Well, that torpedoed quite disastrously into flaming heap, but I'm gonna say this nicely as I can then I'll fuck off and it's aimed at no specific person. I was genuinely curious at first. I wanted an idea of other's experiences also. Now, I'm just strongly reminded why I'm such a damn misanthrope. Y'all can drop to teen gamer levels of human decency in a hurry can't you?

If any of this is actually a legitimate person seeking some advice and feedback in a mental health topic, sorry this is the dumb shit offered. I'll agree things weren't always clear but still. That into this?
I'll say this to you, because its about the best I have to add to this waste of my time....
Its not easy and there's some really rough days, I know.
I've never hit a woman but my ex got me quite close a night or two. If you love her, then love her unconditionally and don't give up.
People have so many opinions of mental health but speak from bad TV stereotypes and poor understanding of how dark and deep the cave goes.
Unless, it's seen or experienced personally (not a short conversation in passing you later laugh and joke about with friends), then all people do is toss out words, labels, and terms that do nothing but further trivialize the subject in general. The real victims struggle for any help that can be found in the disaster we call American "healthcare". A highball and cigarette to one person is a night ending in an arm covered in burns and a blackout to another. But sure let's ....ugh smfh.

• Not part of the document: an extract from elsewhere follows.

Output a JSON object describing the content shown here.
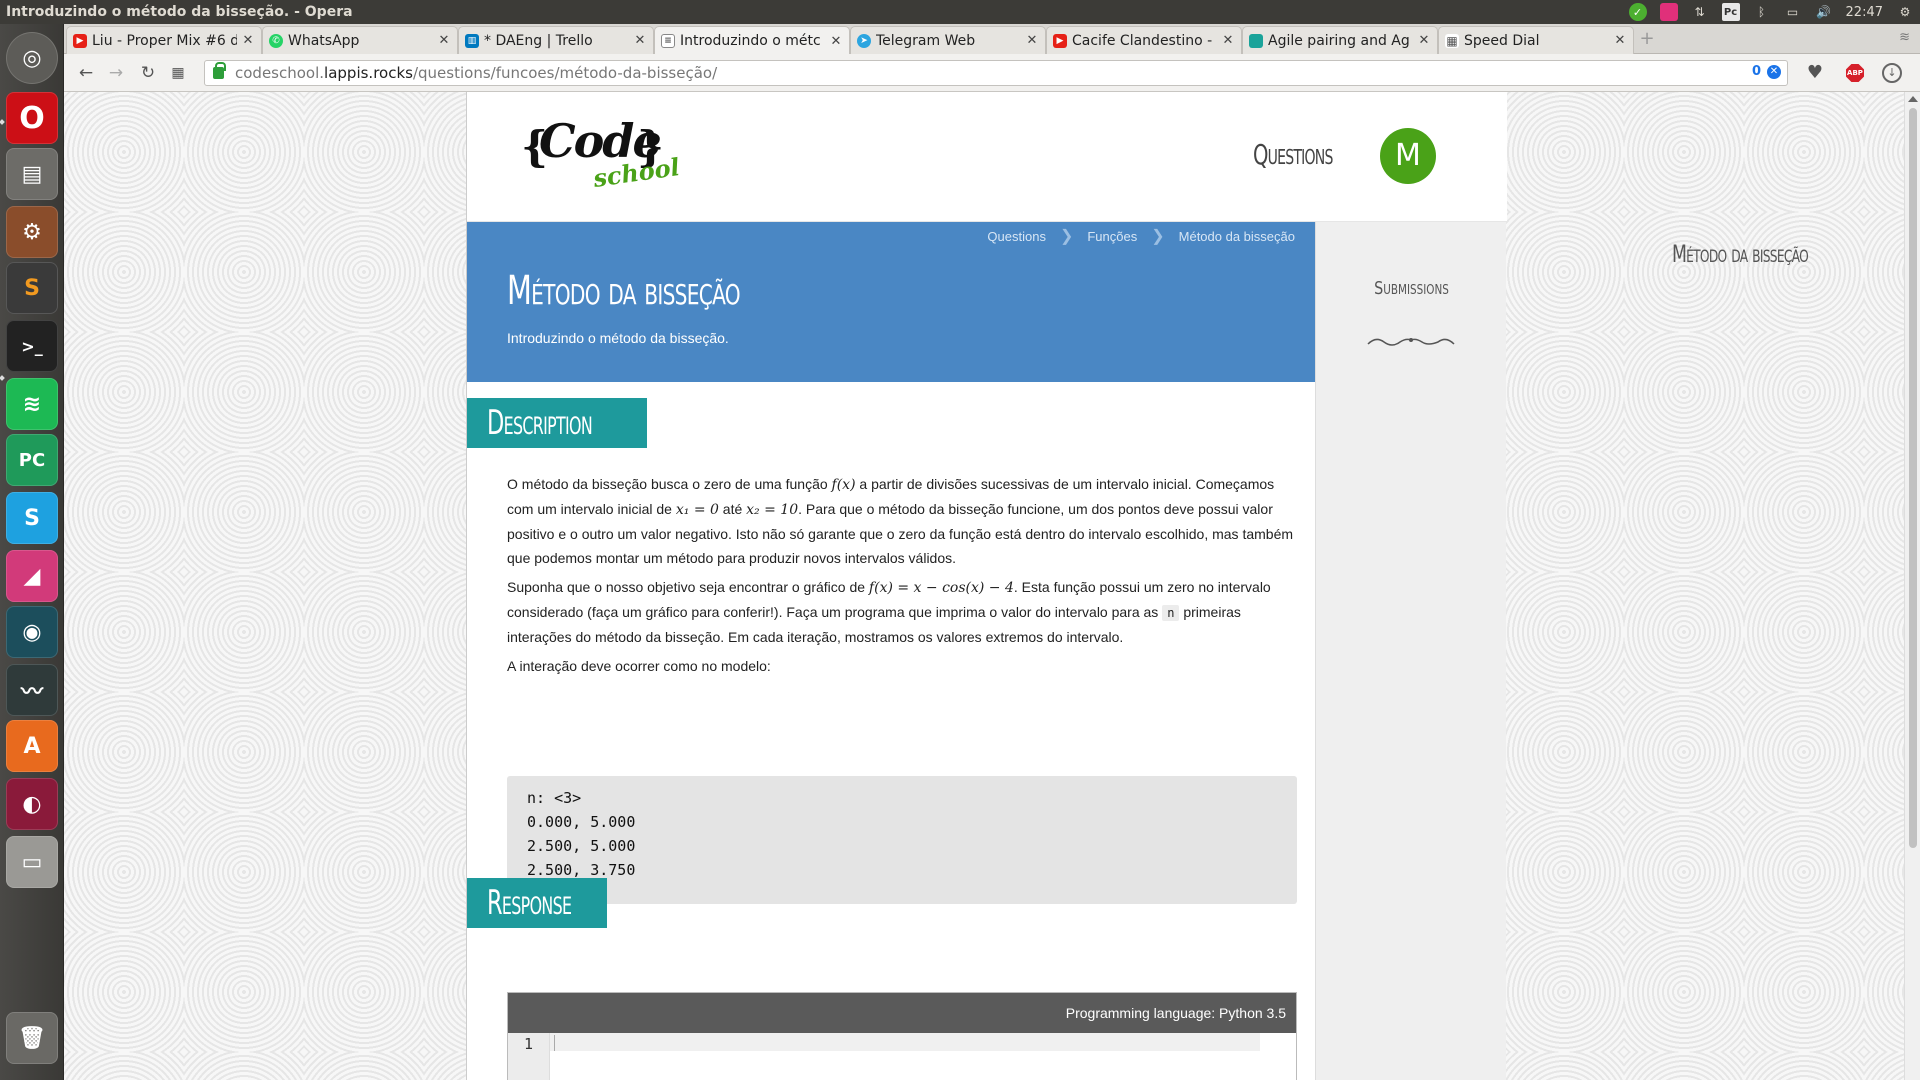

Mental health. Substance abuse. Its some serious shit and if you've never experienced the struggles, I hope it stays that way. I've been using my phone over a year now to help chronicle the sweeping ups and downs. The clips can get pretty unsettling. How else will I become better equipped to gain understanding if I don't study the f'ng issue and my ticks more closely to even have a chance to fix it. None if it is a damn gimmick or ploy to be manipulated, but damn sure isn't something to be used as an insult or joke to be hurled online at people by other grown ass adults.
This is really hard stuff to do without good support but hey I'm just a damn maniac anyway, eh? Probably why I'm single and don't have any kids huh? Need more therapy...

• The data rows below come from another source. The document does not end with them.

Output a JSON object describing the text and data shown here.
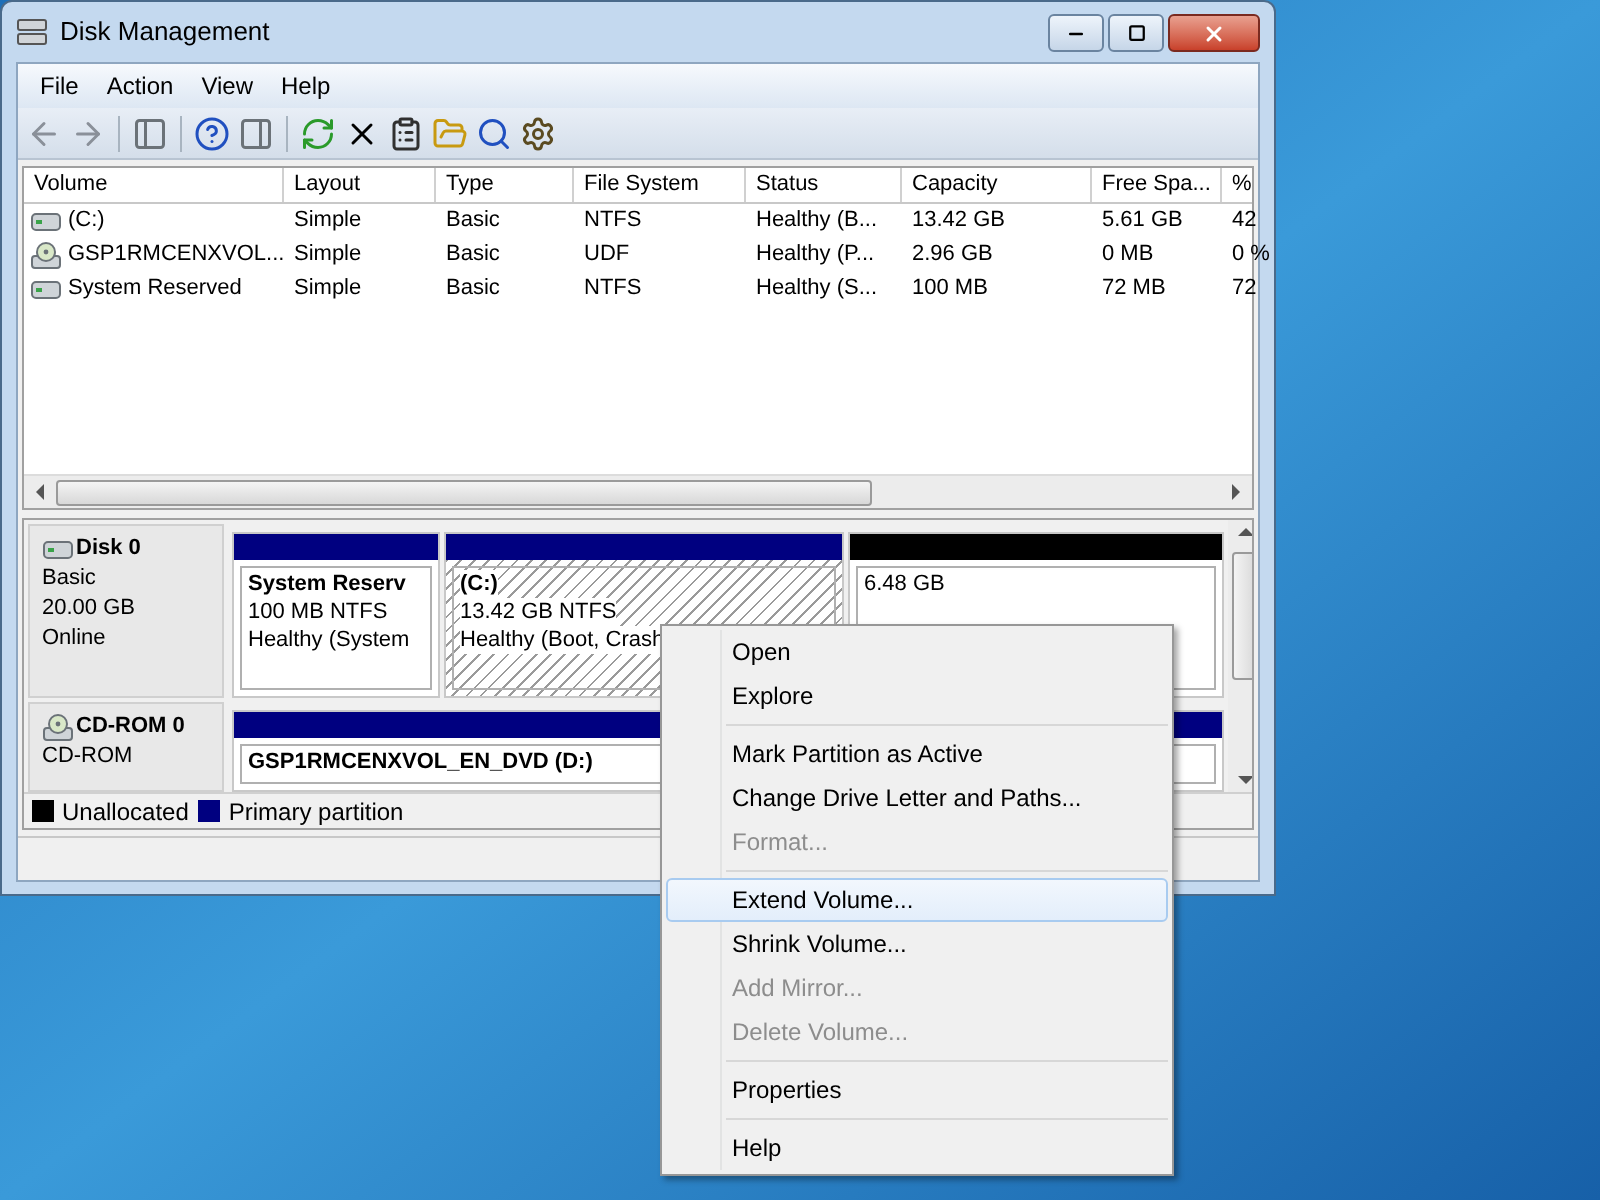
{
  "window": {
    "title": "Disk Management"
  },
  "menu_bar": [
    "File",
    "Action",
    "View",
    "Help"
  ],
  "volume_list": {
    "columns": [
      "Volume",
      "Layout",
      "Type",
      "File System",
      "Status",
      "Capacity",
      "Free Spa...",
      "%"
    ],
    "rows": [
      {
        "kind": "disk",
        "cells": [
          "(C:)",
          "Simple",
          "Basic",
          "NTFS",
          "Healthy (B...",
          "13.42 GB",
          "5.61 GB",
          "42"
        ]
      },
      {
        "kind": "cdrom",
        "cells": [
          "GSP1RMCENXVOL...",
          "Simple",
          "Basic",
          "UDF",
          "Healthy (P...",
          "2.96 GB",
          "0 MB",
          "0 %"
        ]
      },
      {
        "kind": "disk",
        "cells": [
          "System Reserved",
          "Simple",
          "Basic",
          "NTFS",
          "Healthy (S...",
          "100 MB",
          "72 MB",
          "72"
        ]
      }
    ]
  },
  "disks": [
    {
      "kind": "disk",
      "name": "Disk 0",
      "lines": [
        "Basic",
        "20.00 GB",
        "Online"
      ],
      "partitions": [
        {
          "kind": "primary",
          "selected": false,
          "title": "System Reserv",
          "lines": [
            "100 MB NTFS",
            "Healthy (System"
          ]
        },
        {
          "kind": "primary",
          "selected": true,
          "title": "(C:)",
          "lines": [
            "13.42 GB NTFS",
            "Healthy (Boot, Crash"
          ]
        },
        {
          "kind": "unallocated",
          "selected": false,
          "lines": [
            "6.48 GB"
          ]
        }
      ]
    },
    {
      "kind": "cdrom",
      "name": "CD-ROM 0",
      "lines": [
        "CD-ROM"
      ],
      "partitions": [
        {
          "kind": "primary",
          "selected": false,
          "title": "GSP1RMCENXVOL_EN_DVD (D:)"
        }
      ]
    }
  ],
  "legend": [
    {
      "label": "Unallocated",
      "color": "#000000"
    },
    {
      "label": "Primary partition",
      "color": "#000080"
    }
  ],
  "context_menu": {
    "groups": [
      [
        {
          "label": "Open",
          "disabled": false,
          "selected": false
        },
        {
          "label": "Explore",
          "disabled": false,
          "selected": false
        }
      ],
      [
        {
          "label": "Mark Partition as Active",
          "disabled": false,
          "selected": false
        },
        {
          "label": "Change Drive Letter and Paths...",
          "disabled": false,
          "selected": false
        },
        {
          "label": "Format...",
          "disabled": true,
          "selected": false
        }
      ],
      [
        {
          "label": "Extend Volume...",
          "disabled": false,
          "selected": true
        },
        {
          "label": "Shrink Volume...",
          "disabled": false,
          "selected": false
        },
        {
          "label": "Add Mirror...",
          "disabled": true,
          "selected": false
        },
        {
          "label": "Delete Volume...",
          "disabled": true,
          "selected": false
        }
      ],
      [
        {
          "label": "Properties",
          "disabled": false,
          "selected": false
        }
      ],
      [
        {
          "label": "Help",
          "disabled": false,
          "selected": false
        }
      ]
    ]
  }
}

People really need to stay seated and quiet until they decide they want to actually stand for something... Hate me now. I'm finally done.
Thank you @KamikazeClaymore . My post is 100% legitimate. People's BS responses didn't get to me. They just kept my post at the top of the msg board. I've connected with a small handful of people who are going through what I am, who PM'd me so they wouldn't go through the crap people here tried to start with me. Whether it's caring for a mentally ill person, or caring for a person with substance abuse, it was good to hear that I wasn't alone, and I've been given some great suggestions which I have followed (including going back to a therapist). I take things day by day. Most days are up days, but the down days are really bad, and it's scary how much a person's mind can make them believe in things that are not real. All I can do is stand by her, and continue to help, even on her dark days.